McBride, Hill, and David Gordon Green have formed a production company, Rough House, which now has multiple development deals in place. That kind of collaboration is common among the North Carolina comedy crew. When Zach Galifianakis moved to New York, he roomed with A.D. Miles, a friend from N.C. State, currently the head writer of Late Night With Jimmy Fallon; and a childhood friend Bobby Tisdale—now also on Late Night’s staff. Brian Huskey, an Upright Citizens Brigade alum whom I got to know at UNC-Greensboro in the early ’90s—a public education is a common thread among N.C. comics—told me that “those guys, from the moment I met them, they were very inclusive, there was no competition, which I think is a North Carolina thing.”

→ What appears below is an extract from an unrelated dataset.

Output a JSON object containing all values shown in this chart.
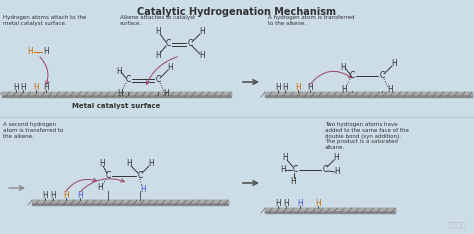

So far, Galifianakis is the superstar of North Carolina’s comedy renaissance. Which feels fitting, given how well the comedian clearly understands his place of origin. Marty Huggins, his character in The Campaign, captures North Carolina’s duality perfectly—an asexual, passive-aggressive eccentric who is somehow woven into macho NASCAR culture. Huggins is a new iteration of an earlier Galifianakis character, his fictional twin brother, Seth, whom Galifianakis has been developing since he was student at his North Carolina high school. Seth is an effeminate youth minister with an unexpectedly sinister side. Huggins, too, can be vicious, and farcically goofy, but Galifianakis plays him straight. His manner and speech are not caricatured. I know that guy. We grew up together, in North Carolina.